Micromanagement Trumps Trust Again?


If there is one thing that can hurt a team of developers… it is a manager who doesn’t trust them!

This usually means micromanagement trumps trust. Why hire highly competent and intelligent people to do a job you pay them a lot of money for and then, in the words of Sting “watch every move they make”?


Micromanage much?

I had to witness micromanagement at its worst, or should I say best, again the other day. A manager was hounding his team about a production fix and literally phoning them every 5 minutes, I could set my watch by it.

I’m sure most people have that one manager (and I truly hope you only have one) that micromanages every aspect of everything everyday. Constantly hovering and checking on you every 5 minutes, “Are you done yet?”, “When can I see it?”, “Did you think of that?”. That is a lot of “every”, and a lot of anything is bad. Ok, that is maybe a bit broad. Not everything is bad, but you catch my drift.


There is a time and a place

Like most things in life, especially coins, there are two sides to everything. Micromanagement does have a place in business, but it shouldn’t have a front row seat. So, when is it OK to micromanage?

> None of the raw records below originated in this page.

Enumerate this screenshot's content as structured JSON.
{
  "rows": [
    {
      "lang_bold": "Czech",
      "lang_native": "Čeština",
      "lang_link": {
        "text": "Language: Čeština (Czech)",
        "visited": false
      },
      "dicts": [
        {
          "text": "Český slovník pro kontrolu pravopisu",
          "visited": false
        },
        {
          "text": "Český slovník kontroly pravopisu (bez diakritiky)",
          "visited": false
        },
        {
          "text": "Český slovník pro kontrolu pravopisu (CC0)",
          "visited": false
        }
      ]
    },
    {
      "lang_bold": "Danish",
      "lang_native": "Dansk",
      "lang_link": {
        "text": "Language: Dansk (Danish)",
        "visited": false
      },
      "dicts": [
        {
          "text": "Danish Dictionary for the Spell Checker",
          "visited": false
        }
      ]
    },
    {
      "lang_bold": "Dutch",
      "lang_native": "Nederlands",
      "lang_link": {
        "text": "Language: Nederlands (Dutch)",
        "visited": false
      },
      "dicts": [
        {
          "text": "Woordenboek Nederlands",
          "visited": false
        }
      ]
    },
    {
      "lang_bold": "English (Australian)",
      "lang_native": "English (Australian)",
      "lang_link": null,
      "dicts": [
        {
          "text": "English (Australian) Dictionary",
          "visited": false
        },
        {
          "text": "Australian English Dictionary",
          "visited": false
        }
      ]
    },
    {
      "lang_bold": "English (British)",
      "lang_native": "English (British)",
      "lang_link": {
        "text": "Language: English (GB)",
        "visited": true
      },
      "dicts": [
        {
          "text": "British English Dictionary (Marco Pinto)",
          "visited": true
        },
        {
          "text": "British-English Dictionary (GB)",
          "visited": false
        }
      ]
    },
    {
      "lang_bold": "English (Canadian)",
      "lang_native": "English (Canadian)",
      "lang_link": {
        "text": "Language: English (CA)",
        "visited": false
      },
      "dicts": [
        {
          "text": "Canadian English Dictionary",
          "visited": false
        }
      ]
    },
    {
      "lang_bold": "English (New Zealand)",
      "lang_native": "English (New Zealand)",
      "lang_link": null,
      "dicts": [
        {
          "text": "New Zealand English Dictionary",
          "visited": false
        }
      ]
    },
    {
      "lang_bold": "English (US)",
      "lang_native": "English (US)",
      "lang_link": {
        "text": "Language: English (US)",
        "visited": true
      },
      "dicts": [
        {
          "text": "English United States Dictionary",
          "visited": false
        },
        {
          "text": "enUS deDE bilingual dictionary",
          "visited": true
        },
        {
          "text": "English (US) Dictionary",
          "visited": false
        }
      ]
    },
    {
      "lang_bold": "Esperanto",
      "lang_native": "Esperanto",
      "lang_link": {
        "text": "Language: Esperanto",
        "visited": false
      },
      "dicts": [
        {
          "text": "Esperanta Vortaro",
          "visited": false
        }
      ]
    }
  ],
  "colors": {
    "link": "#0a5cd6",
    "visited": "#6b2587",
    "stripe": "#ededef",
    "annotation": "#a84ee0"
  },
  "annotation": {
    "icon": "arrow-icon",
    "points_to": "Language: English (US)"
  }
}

When a new team member is starting out you definitely want to micromanage them, not in a negative way, just more hands on. You need to give them as much support as they need, i.e. not how much you have time for. Show them the ropes and make sure they are comfortable, understand what they need to do and how they need to go about doing it.

Experts (and I’m not saying I’m one) generally recommend 30 to 90 days of this hands on approach. If you still need to micromanage the new guy after 90 days then maybe they aren’t right for the job, or you are doing something wrong.


Trust more, grow more

When there is an important task, micromanagement shouldn’t rear its head. You should provide your team with the knowledge and confidence to get the job done without your excellent micromanagement skills.

If you fuss over everything and never let them make a decision you end up with a bunch of puppets who won’t think for themselves and will hate you for it. As Jiminy Cricket said, “You buttered your bread. Now sleep in it!”.

Showing trust in you team will give them confidence to grow and become better at what they do, this is what you want. In the end when you are a manager/leader it isn’t about how good you are at what you do, but how great your team is at what they do.


Can you relate to this? I definately do…. Share some of your horror stories or some of your thoughts on micromanagement.